The Role of Muscle Memory when Learning to Write

muscle memory helps to develop handwriting skillsmuscle memory helps to develop handwriting skills

There are so many activities we carry out on a daily basis that involve muscle memory. From walking, to talking and eating. But what exactly is the muscle memory?

Muscle memory is simply the repetition of a task, until the brain just remembers how to do it automatically. So you may be thinking, what does muscle memory have to do with handwriting?

The famous saying practice makes perfect applies here. The more you practice handwriting, the faster you will get at writing and your writing will flow better.

However, I like to make the point that this saying should not apply if the child is writing using incorrect letter formation or pencil grip, as in this case practice does not make perfect. Instead, practice results in bad habits becoming embedded and entrenched.

 

The importance of muscle memory when learning to write

Hands and fine motor skills are exactly the same as the brain in relation to retaining knowledge. The more you use them, the more your brain will retain the movement and move it from the forefront of your brain into your muscle memory.

Therefore, it is vital that a child can spend time developing their fine and gross motor skills and the muscles in their hand before they even begin putting pen to paper. This is because they need these skills and muscles in order to hold a pencil correctly, without experiencing pain. These skills and muscles then enable the child to carry out the complex movements later on, when they are learning to form letters and then join these letters.

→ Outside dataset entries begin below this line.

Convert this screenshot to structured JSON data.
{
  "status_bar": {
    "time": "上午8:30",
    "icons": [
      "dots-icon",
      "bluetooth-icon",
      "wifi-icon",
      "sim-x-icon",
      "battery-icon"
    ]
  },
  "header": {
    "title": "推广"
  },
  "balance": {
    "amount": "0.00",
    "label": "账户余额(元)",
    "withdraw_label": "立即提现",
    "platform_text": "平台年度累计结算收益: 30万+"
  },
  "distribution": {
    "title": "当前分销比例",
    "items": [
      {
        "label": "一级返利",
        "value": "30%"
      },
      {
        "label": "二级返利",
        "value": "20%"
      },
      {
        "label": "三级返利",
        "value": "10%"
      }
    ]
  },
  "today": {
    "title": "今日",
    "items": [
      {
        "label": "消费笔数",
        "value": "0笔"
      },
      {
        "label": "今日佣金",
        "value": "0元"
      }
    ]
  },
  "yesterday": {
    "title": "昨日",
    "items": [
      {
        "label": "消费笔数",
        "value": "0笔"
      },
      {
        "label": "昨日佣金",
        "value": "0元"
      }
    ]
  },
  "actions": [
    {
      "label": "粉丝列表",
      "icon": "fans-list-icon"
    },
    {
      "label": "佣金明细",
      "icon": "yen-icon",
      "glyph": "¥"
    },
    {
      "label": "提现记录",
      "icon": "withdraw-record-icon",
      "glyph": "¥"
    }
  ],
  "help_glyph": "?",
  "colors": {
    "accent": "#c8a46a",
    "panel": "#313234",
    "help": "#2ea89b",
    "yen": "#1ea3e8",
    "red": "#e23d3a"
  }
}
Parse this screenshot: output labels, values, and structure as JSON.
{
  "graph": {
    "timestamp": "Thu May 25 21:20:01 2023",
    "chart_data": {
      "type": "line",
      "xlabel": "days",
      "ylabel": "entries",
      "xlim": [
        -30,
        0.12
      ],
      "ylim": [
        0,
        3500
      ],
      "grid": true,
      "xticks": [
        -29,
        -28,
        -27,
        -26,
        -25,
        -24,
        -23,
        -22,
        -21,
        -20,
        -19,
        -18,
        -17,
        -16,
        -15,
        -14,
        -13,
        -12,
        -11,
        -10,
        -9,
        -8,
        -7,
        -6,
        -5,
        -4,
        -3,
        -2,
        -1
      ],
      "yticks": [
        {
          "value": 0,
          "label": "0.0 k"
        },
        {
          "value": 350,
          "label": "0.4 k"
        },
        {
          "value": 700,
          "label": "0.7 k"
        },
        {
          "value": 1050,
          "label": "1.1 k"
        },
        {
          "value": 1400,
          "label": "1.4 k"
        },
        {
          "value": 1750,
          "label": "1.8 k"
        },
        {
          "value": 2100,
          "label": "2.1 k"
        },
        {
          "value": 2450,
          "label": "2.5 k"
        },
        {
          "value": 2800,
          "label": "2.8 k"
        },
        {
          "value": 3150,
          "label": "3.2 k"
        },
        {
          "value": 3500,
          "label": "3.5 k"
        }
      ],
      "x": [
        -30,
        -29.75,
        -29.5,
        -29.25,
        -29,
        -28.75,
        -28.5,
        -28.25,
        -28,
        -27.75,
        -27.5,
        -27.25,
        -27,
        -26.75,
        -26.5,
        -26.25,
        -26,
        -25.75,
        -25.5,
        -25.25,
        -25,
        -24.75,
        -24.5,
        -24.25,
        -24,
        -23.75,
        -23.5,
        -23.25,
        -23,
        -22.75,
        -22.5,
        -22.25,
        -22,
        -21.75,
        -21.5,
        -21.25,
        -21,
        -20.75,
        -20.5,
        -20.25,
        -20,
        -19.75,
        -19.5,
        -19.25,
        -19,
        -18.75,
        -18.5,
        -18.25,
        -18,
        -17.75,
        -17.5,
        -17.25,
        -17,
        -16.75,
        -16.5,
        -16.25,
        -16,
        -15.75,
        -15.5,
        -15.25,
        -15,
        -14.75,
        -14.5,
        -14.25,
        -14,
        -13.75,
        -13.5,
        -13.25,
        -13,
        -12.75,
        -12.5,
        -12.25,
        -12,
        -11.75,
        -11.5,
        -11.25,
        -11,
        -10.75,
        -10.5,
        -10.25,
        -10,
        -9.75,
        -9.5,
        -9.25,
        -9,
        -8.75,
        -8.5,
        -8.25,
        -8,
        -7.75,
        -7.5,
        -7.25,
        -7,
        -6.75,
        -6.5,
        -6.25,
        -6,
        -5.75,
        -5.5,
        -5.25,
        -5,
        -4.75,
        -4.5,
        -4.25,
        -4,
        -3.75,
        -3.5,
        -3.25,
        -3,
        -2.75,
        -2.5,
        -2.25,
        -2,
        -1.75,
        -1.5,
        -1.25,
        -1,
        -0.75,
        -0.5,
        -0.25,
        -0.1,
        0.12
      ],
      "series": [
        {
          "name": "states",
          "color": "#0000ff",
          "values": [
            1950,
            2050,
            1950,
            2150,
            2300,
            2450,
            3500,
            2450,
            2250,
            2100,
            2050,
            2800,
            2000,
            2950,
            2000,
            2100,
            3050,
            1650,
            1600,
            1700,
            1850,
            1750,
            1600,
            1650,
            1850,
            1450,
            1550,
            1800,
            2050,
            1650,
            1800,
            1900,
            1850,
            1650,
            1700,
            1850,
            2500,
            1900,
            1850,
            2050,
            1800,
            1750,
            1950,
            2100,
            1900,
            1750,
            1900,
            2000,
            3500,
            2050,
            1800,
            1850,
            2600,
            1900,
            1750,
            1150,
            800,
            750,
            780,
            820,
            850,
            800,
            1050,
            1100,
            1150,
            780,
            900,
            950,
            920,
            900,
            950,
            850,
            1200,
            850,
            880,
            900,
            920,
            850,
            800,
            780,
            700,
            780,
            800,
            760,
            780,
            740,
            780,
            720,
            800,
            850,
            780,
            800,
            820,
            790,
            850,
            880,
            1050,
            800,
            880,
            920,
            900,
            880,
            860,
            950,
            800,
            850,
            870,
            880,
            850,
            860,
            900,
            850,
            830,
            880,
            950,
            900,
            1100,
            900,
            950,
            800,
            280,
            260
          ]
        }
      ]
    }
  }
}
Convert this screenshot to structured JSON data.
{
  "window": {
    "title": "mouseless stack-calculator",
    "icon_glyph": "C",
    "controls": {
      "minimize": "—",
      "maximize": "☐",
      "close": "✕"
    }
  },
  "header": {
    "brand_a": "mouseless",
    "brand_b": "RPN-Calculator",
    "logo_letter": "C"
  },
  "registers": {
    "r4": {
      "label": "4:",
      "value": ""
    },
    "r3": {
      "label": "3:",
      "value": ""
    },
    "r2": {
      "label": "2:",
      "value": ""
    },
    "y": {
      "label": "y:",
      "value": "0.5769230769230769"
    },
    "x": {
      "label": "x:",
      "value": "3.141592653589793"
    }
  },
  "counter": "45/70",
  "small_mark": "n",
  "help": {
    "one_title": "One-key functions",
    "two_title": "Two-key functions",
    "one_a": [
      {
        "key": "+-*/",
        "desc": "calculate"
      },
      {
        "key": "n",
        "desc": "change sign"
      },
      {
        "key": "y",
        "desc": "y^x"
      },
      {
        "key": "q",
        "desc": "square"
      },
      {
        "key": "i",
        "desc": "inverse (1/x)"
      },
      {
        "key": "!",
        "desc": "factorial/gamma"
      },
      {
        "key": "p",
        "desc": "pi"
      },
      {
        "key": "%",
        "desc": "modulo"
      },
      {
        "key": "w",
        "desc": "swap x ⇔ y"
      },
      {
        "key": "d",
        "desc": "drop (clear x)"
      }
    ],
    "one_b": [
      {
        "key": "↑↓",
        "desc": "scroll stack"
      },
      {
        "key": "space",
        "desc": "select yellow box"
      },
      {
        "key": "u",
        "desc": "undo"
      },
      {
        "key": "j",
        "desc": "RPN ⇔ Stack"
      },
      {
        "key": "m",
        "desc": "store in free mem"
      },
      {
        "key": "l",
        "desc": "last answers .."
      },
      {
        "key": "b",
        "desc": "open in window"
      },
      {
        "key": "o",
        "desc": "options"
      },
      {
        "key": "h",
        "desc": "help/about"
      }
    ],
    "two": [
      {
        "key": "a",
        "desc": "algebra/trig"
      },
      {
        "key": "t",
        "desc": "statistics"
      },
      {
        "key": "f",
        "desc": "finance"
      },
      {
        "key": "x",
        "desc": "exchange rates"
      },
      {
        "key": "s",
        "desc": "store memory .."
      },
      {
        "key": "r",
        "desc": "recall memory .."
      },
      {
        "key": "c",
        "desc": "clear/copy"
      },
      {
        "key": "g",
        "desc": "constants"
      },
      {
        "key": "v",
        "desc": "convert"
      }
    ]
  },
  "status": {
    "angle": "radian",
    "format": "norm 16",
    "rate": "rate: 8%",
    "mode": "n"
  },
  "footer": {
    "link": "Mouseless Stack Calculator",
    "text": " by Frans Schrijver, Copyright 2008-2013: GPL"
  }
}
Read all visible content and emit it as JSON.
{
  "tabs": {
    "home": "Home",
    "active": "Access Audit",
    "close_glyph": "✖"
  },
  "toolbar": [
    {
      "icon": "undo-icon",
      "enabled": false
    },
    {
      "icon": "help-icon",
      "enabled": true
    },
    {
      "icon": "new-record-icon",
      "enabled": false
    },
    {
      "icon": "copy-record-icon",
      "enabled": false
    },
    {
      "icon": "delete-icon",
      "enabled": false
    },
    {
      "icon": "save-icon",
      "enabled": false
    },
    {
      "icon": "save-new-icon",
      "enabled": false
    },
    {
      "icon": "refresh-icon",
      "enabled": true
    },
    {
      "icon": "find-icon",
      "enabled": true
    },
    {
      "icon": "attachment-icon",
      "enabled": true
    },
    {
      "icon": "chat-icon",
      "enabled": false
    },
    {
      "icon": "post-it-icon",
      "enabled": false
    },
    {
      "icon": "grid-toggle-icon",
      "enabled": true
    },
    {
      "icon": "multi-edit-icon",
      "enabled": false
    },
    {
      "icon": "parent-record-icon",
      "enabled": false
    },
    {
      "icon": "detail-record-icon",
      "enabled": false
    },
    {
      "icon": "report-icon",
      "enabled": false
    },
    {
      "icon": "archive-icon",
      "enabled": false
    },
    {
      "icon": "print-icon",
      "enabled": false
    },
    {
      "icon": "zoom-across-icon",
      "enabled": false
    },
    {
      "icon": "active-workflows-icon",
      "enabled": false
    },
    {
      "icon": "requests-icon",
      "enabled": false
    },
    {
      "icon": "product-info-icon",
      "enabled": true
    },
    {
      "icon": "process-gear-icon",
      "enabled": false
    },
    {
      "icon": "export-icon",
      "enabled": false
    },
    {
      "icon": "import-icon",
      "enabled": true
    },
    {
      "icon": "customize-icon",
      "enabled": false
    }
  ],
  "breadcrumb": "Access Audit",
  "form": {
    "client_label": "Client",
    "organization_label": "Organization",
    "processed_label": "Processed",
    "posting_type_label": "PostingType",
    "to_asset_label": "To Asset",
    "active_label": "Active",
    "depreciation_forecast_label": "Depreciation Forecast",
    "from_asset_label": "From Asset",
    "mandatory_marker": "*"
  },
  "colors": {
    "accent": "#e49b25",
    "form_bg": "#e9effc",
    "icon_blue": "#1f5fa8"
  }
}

There are a number of activities that you can carry out with your child to ensure that they are developing their fine and gross motor skills: Tennis, Badminton, playing with Play-doh and Lego, painting, cutting and sticking.

 

How the continuous cursive method affects muscle memory

The rush to join that is currently taking place in primary schools is resulting in many schools turning to the continuous cursive method as the solution. However, this method severely affects muscle memory, resulting in detrimental effects to handwriting.

The rush to join and use of cursive is causing teachers to skip the vital fundamental stages of learning to write. The correct method for learning to write should begin by focusing on the development of fine and gross motor skills and a correct pencil grip. Once, and only once the child has had enough time to do this, should they then be moved onto letter formation. After this stage has been mastered, then the joining of letters should be introduced.

The continuous cursive method doesn’t follow this order and doesn’t allow adequate time for the child to master each stage before being moved onto the joining of letters.

I am seeing many primary schools rushing their children through the fundamental stages, to the point where their children are not being given the time to develop their fine and gross motor skills.

It is vital that teachers spend time helping their children develop and build up the muscles which are crucial to gripping a writing tool and the mechanics of writing, as well as developing their fine and gross motor skills and allowing them to move into the muscle memory. It is difficult to hold and steer the pencil/pen across the paper and sit with a good posture, if the writer has poor muscle strength.

 

Let’s challenge the use of continuous cursive

It is because of the detrimental effect that the rush to join and the continuous cursive method has on handwriting and the muscle memory, that we are challenging the Government. There is a reason why this rush to join has occurred in primary schools and the reason being the increasing pressures that are being put on teachers to tick the boxes of the Primary Assessments.